Preventative health is hard.

It’s hard for medical students because their education has a strong focus on reactive care (e.g. pharmacology, surgery) vs. proactive care (e.g. nutrition, mindfulness, fitness). It’s hard for practicing physicians because they’re incentivized by pharmaceutical companies to promote reactive medicine and treatments. It’s hard for pharma companies because they make money from developing and selling drugs that fix problems vs. prevent problems.
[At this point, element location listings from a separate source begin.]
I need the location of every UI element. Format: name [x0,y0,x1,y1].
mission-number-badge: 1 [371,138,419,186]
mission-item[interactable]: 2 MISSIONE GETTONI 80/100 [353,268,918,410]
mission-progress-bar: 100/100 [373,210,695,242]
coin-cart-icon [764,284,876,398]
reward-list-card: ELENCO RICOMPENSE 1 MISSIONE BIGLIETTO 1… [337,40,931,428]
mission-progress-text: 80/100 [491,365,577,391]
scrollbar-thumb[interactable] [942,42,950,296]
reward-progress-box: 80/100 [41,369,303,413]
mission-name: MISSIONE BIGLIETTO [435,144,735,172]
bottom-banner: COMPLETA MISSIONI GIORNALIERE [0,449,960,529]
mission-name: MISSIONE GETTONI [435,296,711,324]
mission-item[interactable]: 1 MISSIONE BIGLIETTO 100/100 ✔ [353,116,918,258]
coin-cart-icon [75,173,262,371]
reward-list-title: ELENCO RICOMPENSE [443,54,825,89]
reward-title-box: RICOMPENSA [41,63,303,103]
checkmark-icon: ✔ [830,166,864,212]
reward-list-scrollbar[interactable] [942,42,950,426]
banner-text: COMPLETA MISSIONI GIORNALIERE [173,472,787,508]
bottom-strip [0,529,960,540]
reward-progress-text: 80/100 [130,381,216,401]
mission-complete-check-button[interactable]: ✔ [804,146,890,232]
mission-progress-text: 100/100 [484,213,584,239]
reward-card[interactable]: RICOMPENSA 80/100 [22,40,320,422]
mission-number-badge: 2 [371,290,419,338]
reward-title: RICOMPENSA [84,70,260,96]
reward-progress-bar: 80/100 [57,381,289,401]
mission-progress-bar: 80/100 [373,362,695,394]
It’s hard for private health companies because consumers don’t prioritize health spending until they’re sick.

So here we stand today, with this hard problem that’s pervaded us since the dawn of medicine and with its progress moving forward at a pace decades behind the speed at which technology has managed to positively disrupt other industries. Over 70% of the US is overweight or obese and 45% suffer from at least one chronic illness, yet the top 3 causes are preventable (poor nutrition, inactivity, and tobacco use). Tech is improving nearly every aspect of our lives, while America's obesity count has been increasing every year since 1995. I'd say this should be a priority over flying cars and food delivery apps.

So, what's the solution?

It begins with rallying consumer interest. With consumer demand comes money, with money comes research, with research comes useful products and progress. Consumers will be the ones to change the future of health. It won’t be the sluggish government, not the regulated insurance companies, not the archaic medical school programs, and not the backward pharmaceutical industry. Consumers have the autonomy and power to quickly drive change, and rallying consumer interest is done by appealing to innate desires in an immediate way.

Investors sense the opportunity

According to Rock Health’s 2017 Funding Report, companies delivering consumer health information as a primary value proposition dominated 2017 funding, reaching $1.6 billion with 41 deals. This means that technology dedicated to empowering users to better understand and improve their own health surpassed technologies for clinical decision support, disease monitoring, disease diagnosing, and EMR. Consumers are the gas (or charge) for the vehicles that the big players drive in the health space. Health companies and investors accelerate towards what consumers care about. And, thankfully, this is shifting. 

Consumers are catching on

Consumers are starting to take health into their own hands. We're seeking out more transparency and control. We're ordering 23andMe and EverlyWell testing kits to learn about our genetic health risks and traits. We're subscribing to Care/Of to receive personalized supplement packs. We're using ShareCare and Apple HealthKit to manage all of our health information in one place (and Apple's working on taking that even further). We're visiting Forward to receive technology-driven concierge healthcare. We're using MyFitnessPal to track caloric intake and nutrient deficiencies. Consumers are taking initiative. Perhaps this is due to the increasing costs of healthcare. Or maybe it’s the growing trends of lifestyle brands and health influencers spanning the media (think SoulCycle, Urban Remedy juice cleanses, and Bulletproof coffee). It could also be a result of this increased funding going into consumer health companies causing improved options–a chicken or the egg question. Or maybe, and this is my favorite guess, consumers are recognizing the importance of preventative health and are seeking their own methods of addressing it. Regardless of the triggers, this is a good thing. 

What's next?

Consumer interest and investment funding are both important catalysts in the adoption and growth of preventative health. 2017 was a big year for both. I strongly believe that this will further increase in 2018–consumers will embrace their newfound control over their health, and investors will help fuel their options.